Europe should move to protect freedom of speech in Italy, says media researcher Benedetta Brevini in a Guardian article. Journalists in Italy have come together in recent days to protest the proposed Alfano law, which would limit the media and prohibit the reporting of any information about criminal investigations before the case comes to trial. In response to protests from the public and from politicians, the terms of the bill are being re-discussed.
As the International Press Institute specified on Friday, the bill foresees "a penalty of up to 464,700 Euros for publishers and up to 20,000 Euros for journalists who flout the ban." The bill would also ban recording or filming of individuals without their approval and proposes prison sentences for those who disobey, as well as forbidding wiretaps unless investigators can prove that a crime has been committed. "Critics have suggested the move has more to do with the desire of politicians to avoid embarrassing allegations about their private lives than with the stated intent to protect ordinary citizens' privacy," the IPI noted.

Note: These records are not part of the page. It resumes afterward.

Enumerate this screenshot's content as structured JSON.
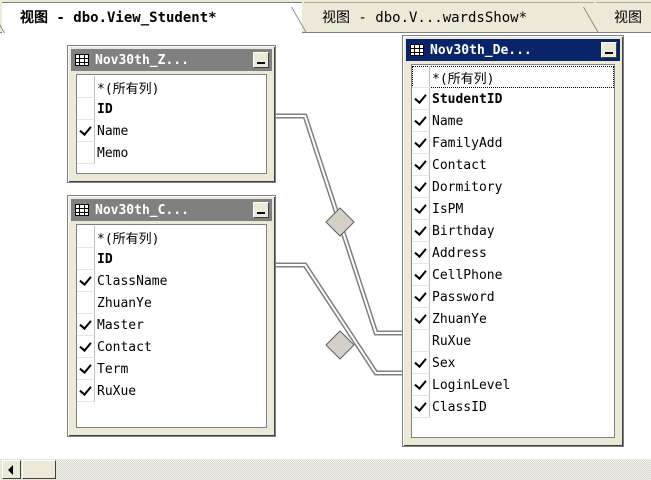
{
  "tabs": [
    {
      "label": "视图 - dbo.View_Student*",
      "active": true
    },
    {
      "label": "视图 - dbo.V...wardsShow*",
      "active": false
    },
    {
      "label": "视图",
      "active": false
    }
  ],
  "tables": {
    "zhuanye": {
      "title": "Nov30th_Z...",
      "columns": [
        {
          "label": "*(所有列)",
          "checked": false,
          "bold": false
        },
        {
          "label": "ID",
          "checked": false,
          "bold": true
        },
        {
          "label": "Name",
          "checked": true,
          "bold": false
        },
        {
          "label": "Memo",
          "checked": false,
          "bold": false
        }
      ]
    },
    "class": {
      "title": "Nov30th_C...",
      "columns": [
        {
          "label": "*(所有列)",
          "checked": false,
          "bold": false
        },
        {
          "label": "ID",
          "checked": false,
          "bold": true
        },
        {
          "label": "ClassName",
          "checked": true,
          "bold": false
        },
        {
          "label": "ZhuanYe",
          "checked": false,
          "bold": false
        },
        {
          "label": "Master",
          "checked": true,
          "bold": false
        },
        {
          "label": "Contact",
          "checked": true,
          "bold": false
        },
        {
          "label": "Term",
          "checked": true,
          "bold": false
        },
        {
          "label": "RuXue",
          "checked": true,
          "bold": false
        }
      ]
    },
    "student": {
      "title": "Nov30th_De...",
      "columns": [
        {
          "label": "*(所有列)",
          "checked": false,
          "bold": false
        },
        {
          "label": "StudentID",
          "checked": true,
          "bold": true
        },
        {
          "label": "Name",
          "checked": true,
          "bold": false
        },
        {
          "label": "FamilyAdd",
          "checked": true,
          "bold": false
        },
        {
          "label": "Contact",
          "checked": true,
          "bold": false
        },
        {
          "label": "Dormitory",
          "checked": true,
          "bold": false
        },
        {
          "label": "IsPM",
          "checked": true,
          "bold": false
        },
        {
          "label": "Birthday",
          "checked": true,
          "bold": false
        },
        {
          "label": "Address",
          "checked": true,
          "bold": false
        },
        {
          "label": "CellPhone",
          "checked": true,
          "bold": false
        },
        {
          "label": "Password",
          "checked": true,
          "bold": false
        },
        {
          "label": "ZhuanYe",
          "checked": true,
          "bold": false
        },
        {
          "label": "RuXue",
          "checked": false,
          "bold": false
        },
        {
          "label": "Sex",
          "checked": true,
          "bold": false
        },
        {
          "label": "LoginLevel",
          "checked": true,
          "bold": false
        },
        {
          "label": "ClassID",
          "checked": true,
          "bold": false
        }
      ]
    }
  },
  "colors": {
    "active_title": "#0a246a",
    "inactive_title": "#808080",
    "window_face": "#ece9d8"
  },
  "icons": [
    "grid-icon",
    "minimize-icon",
    "diamond-join-icon",
    "scroll-left-arrow-icon"
  ]
}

Brevini suggests that the law has been proposed in response to cases involving phone taps on prominent politicians, prime minister Silvio Berlusconi and industry minister Claudio Scajola, who was forced to resign, rather than in actual defence of individual privacy. She believes that "wiretaps are fundamental tools for investigators to find evidence for serious crimes" and says that many high-profile mafia bosses would not have been arrested without them.
In Italy, the current prime minister has an unusually high level of media control, particularly over television, which is a very influential medium in the country. The European Union has a responsibility, Brevini believes, to act to protect Italy's freedom of speech. A resolution in the European parliament in October last year denouncing the lack of media freedom in Italy was rejected as it was decided it was a national matter.
Clearly, on some occasions it is necessary to protect an individual's privacy for legal reasons, but to ban journalists from reporting on arrests and other charges for what could be a period of years does seem to pose a threat to reporting that may well be in the public interest.